Thu is one of those students.
The scholarship helped lighten the burden on his mother and brought him closer to his dream of becoming a scientist and doctor, and for that, he is grateful, he says. The eleven year old wants to improve people’s lives, like his hero Thomas Edison did, and cure people, such as his late father. “That’s why I work very hard on math and English and have received (academic) awards,” he says, adding he wants to study in Japan because of its technological prowess.
Another scholarship recipient, Lu Ba Hien, 10, also from a single-parent household, says he wants to become an educator like his role model Trinh Ngoc Trinh and return to teach at his primary school. The award, he says, equaled a half a month’s income for his mother, who works several jobs, including in construction. Hien’s mother Nguyen Thi Hang says extra expenses like uniforms and school supplies, which aren’t covered by the school, and outside tutoring for her 16-year-old daughter and him make money very tight.
Both scholarship students have ties to Ninh Xuan Elementary School, which the MACFUND helped build in 2008; Thu, now in middle school, attended it and Hien still does.
As part of Marubeni’s 150th anniversary, the fund decided to provide help to construct a school in an economically disadvantaged region of the country.
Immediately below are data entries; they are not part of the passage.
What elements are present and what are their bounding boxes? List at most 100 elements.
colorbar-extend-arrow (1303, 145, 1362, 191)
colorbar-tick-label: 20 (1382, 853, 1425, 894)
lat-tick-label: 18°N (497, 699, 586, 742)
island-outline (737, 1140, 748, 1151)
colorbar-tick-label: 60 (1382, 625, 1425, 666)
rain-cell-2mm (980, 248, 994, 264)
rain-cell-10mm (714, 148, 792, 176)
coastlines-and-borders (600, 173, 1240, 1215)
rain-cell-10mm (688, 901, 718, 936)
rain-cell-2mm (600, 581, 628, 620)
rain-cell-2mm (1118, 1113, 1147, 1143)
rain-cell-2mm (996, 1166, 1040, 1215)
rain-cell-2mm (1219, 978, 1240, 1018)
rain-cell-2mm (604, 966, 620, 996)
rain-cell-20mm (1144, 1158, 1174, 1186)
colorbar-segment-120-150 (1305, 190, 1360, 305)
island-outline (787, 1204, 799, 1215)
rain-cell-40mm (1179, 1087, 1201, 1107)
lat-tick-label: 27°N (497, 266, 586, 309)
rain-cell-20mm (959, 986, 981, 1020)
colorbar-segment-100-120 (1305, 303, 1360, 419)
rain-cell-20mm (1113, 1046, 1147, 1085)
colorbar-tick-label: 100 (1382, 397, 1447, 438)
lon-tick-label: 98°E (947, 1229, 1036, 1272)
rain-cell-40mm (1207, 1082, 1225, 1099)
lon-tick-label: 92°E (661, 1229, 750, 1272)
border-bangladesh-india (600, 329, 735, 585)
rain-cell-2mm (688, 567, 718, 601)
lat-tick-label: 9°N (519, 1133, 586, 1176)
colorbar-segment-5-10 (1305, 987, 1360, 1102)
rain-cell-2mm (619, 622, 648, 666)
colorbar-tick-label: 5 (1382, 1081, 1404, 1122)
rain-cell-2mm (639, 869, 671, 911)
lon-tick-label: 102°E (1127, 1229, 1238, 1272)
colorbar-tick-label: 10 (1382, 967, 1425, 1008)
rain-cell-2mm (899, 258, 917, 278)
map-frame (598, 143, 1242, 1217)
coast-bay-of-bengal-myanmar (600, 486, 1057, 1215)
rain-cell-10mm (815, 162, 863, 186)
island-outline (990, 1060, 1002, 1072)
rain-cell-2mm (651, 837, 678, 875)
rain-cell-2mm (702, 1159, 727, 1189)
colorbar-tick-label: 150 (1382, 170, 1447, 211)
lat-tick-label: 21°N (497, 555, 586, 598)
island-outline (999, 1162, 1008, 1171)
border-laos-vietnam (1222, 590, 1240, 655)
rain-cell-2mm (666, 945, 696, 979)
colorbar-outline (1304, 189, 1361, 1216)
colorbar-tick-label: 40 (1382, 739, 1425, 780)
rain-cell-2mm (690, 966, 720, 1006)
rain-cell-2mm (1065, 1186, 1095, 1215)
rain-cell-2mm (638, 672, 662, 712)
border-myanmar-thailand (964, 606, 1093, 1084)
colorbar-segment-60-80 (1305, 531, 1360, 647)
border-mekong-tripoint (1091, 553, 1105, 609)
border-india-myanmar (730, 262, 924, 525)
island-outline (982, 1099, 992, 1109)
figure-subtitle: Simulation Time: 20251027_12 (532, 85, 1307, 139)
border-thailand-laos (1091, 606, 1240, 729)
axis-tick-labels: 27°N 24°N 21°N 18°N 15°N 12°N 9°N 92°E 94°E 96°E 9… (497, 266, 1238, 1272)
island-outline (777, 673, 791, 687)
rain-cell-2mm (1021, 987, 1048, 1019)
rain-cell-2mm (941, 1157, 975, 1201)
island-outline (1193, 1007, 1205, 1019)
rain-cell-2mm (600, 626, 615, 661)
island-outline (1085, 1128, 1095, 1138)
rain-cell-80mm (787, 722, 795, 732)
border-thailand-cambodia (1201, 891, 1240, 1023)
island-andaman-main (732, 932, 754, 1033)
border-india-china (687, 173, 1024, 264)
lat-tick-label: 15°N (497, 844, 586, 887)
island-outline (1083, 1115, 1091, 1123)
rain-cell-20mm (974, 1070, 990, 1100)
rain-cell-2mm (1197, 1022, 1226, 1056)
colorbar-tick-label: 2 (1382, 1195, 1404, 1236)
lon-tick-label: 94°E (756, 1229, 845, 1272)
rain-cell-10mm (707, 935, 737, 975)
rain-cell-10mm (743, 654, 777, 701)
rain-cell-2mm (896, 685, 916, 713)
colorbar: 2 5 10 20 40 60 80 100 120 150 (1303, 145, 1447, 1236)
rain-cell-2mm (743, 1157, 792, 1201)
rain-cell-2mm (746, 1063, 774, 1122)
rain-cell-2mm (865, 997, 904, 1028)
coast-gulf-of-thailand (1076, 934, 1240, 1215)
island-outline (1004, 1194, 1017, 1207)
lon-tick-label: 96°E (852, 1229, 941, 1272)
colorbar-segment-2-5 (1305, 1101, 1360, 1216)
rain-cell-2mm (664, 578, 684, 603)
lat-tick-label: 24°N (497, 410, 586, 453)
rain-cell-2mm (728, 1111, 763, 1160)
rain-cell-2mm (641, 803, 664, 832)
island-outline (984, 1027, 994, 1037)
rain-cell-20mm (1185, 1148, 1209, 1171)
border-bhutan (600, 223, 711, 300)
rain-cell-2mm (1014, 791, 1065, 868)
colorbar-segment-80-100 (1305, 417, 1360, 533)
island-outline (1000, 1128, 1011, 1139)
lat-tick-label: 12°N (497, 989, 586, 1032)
After looking at five semi-finalists from three different provinces, it chose Ninh Xuan for a $150,000 grant because of its high proportion of very low-income students and the safety concerns of its then school, which was built next to a massive limestone outcropping with falling rocks, says Tran Thu, vice chairman of the MACFUND’s board.
“The life here is still difficult and, when you visit the students’ houses, you can see that they are very poor,” he says. Since the new two-story school opened, including a computer room donated by the fund, Mr. Tran says that test scores, the quality of the education and the number of awards won by students and educators have increased.
That’s in line with Vietnam’s rising education levels. Indeed, it punches above its economic weight when it comes to math, science and reading test scores, despite the least per capita GDP among 47 rich and developing economies, according to the latest Organization for Economic Cooperation and Development sponsored assessment done in 2012. The country outscores wealthy nations like the U.S. and France, though falls behind South Korea and Japan. Vietnam’s achievement may in part be attributable to the Confucian emphasis on learning among students, teachers and parents – as well as stress on passing tests, aspects shared with highfliers like Korea and Japan.
Hirohide Sagara, Marubeni Vietnam’s president, says that he wants to expand the MACFUND to the few remaining provinces where it doesn’t already operate and use its activities to expand goodwill toward the company, not only among businesspersons, but also the general public, especially younger Vietnamese. “In every respect, (the MACFUND) is very important for Marubeni Vietnam,” he says, “so we’d like to continue these activities.”
All information contained in this article is based on interviews conducted in September 2016.